Year in Review: Trump’s election shocks, challenges North Coast’s left-leaning majority
It was a historic upset few on the left-leaning North Coast saw coming - Donald Trump’s stunning victory in the presidential election, the triumph of a brash and polarizing political outsider whose unconventional campaign appealed to a tide of overlooked voters fed up with establishment forces.
The outcome once again marked California and its most liberal enclaves as a place politically apart from the rest of the nation. Sonoma County voted more than 3 to 1 for Democrat Hillary Clinton, who stacked up a 4 million vote edge on Trump in the state, fueling her more than 2-million vote advantage in the final popular vote tally.
But the nation handed a solid Electoral College majority to Trump and unilateral control of Congress to the Republican Party, thrilling Trump supporters while setting off a wave of protests in cities across the country.
In Santa Rosa, at Sonoma State University and elsewhere across the North Coast, hundreds of demonstrators rallied against an outcome they say elevated a man unqualified and unfit to be president, citing demeaning comments he made about Mexican immigrants on the campaign trail and a pattern of offensive behavior toward women, among other concerns.

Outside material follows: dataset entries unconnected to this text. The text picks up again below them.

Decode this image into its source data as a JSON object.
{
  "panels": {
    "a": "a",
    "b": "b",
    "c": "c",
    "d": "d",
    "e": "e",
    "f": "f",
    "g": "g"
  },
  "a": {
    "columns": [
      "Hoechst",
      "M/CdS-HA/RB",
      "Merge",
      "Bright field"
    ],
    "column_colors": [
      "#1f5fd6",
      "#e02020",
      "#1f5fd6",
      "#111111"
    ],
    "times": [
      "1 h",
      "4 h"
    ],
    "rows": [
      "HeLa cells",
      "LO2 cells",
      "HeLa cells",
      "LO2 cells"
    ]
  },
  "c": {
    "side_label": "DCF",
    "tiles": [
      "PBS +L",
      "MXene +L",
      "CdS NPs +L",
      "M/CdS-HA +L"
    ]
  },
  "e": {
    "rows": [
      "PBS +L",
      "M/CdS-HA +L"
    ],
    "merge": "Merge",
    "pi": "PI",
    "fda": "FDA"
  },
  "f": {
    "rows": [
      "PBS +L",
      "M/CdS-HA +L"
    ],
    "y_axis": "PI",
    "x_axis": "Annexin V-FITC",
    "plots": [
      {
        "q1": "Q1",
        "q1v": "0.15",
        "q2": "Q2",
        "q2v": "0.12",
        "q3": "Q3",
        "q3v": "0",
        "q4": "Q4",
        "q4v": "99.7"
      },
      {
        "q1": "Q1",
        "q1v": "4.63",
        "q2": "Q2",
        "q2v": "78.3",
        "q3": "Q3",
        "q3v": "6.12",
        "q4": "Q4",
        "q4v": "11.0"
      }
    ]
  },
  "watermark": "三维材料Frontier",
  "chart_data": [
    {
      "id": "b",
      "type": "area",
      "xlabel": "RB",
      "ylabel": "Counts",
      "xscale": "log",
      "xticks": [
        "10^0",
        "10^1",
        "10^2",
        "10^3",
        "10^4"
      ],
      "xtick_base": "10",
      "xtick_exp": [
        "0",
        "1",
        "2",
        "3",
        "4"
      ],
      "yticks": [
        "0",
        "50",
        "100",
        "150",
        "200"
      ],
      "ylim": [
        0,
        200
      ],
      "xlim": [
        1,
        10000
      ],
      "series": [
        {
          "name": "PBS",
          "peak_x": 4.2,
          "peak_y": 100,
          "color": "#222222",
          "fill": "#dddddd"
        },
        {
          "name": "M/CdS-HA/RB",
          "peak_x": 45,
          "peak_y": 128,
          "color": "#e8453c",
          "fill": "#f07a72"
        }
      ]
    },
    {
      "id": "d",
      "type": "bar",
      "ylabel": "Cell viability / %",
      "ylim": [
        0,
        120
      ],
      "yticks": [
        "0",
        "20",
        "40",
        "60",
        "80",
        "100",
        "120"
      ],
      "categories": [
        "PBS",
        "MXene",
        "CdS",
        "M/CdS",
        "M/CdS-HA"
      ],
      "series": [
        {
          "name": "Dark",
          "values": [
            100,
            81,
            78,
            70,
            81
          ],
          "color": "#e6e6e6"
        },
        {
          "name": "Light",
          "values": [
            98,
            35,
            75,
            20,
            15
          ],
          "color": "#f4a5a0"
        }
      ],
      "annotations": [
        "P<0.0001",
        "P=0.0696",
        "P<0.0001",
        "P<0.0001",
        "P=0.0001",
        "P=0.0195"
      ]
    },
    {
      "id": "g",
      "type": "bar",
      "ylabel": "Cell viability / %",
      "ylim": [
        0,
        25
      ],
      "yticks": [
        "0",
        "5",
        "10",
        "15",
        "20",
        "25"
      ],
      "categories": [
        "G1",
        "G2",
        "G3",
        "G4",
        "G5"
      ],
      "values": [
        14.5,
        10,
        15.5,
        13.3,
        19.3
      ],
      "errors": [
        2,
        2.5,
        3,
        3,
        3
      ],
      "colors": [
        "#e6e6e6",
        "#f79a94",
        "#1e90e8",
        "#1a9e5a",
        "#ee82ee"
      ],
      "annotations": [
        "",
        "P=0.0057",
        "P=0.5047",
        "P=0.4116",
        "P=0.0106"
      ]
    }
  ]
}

The public outcry reflected widespread fear about the outlook for immigrants, Muslims, people of color, the environment and various social issues a majority of Californians have long championed at the ballot box - but which could be threatened under the next presidential administration.
Shocking aftermath
In the aftermath of Election Day, Rep. Jared Huffman, the San Rafael Democrat soon to begin his third term representing the North Coast in Congress, said he heard that shock and unease echoed throughout his sprawling district.
“Everywhere I went - at schools, every part of the community I represent - I found widespread fear and anxiety over what had just happened, and an inability to really process and explain it,” said Huffman, one of the many elected officials to pledge in recent weeks that California would act as a progressive counterweight to Trump’s agenda.
“What I’ve found most often is that kids, young people, just can’t understand how someone with the values and the temperament of Donald Trump could become the president of the United States,” Huffman said. “And parents and educators don’t really know how to explain it to young people, or to assure them how we’re going to get through it, because I think they’re having trouble with it, too.”
Sense of relief
Yet for many in the small minority on the North Coast who voted for Trump - he earned 22 percent of the vote in Sonoma County - the outcome represents a long-awaited pivot from eight years of Democratic leadership under President Barack Obama.
They pointed to Trump’s calls for beefed-up border security, the end of trade deals that offshore American jobs and muscular measures to combat the Islamic State as some of the key proposals that garnered their support.
“We’re very excited,” said Edelweiss Geary, chairwoman of the Sonoma County Republican Party.
“People who’ve never voted before have been coming into the headquarters saying how excited they are that they voted for Trump and how hopeful they are,” she said. “The hope of many people is that we can cut back on the incredible regulations of the government and the intrusion of government into our daily lives.”
John Reyes, a Cloverdale resident and registered Republican, said he voted for Trump largely because of his business background.
“I would prefer he not speak at times, but I am looking forward to Trump. I am hopeful that he’s going to bring back jobs,” said Reyes, an auto salesman involved in several local nonprofits, including the Council on Aging. “I’m hopeful he’s going to take a scalpel to the federal budget and stop spending money that we don’t have. And the other thing I would like to see is restoration of our military and our place in the world. I want people to respect the United States again.”
State of despondency
On the other side, local Clinton supporters voiced a level of despondency unmatched by almost any other election loss.
“I’ve been pretty depressed since Nov. 8,” said Chris Snyder, assistant political director of the Operating Engineers Local 3 union and a delegate for Clinton at the Democratic National Convention in July.
Snyder said he thought the American public would be able to see past internal Democratic Party rifts that arose between Clinton backers and supporters of her primary challenger, Vermont Sen. Bernie Sanders, whose springtime visits to Cloverdale and Vallejo drew massive crowds.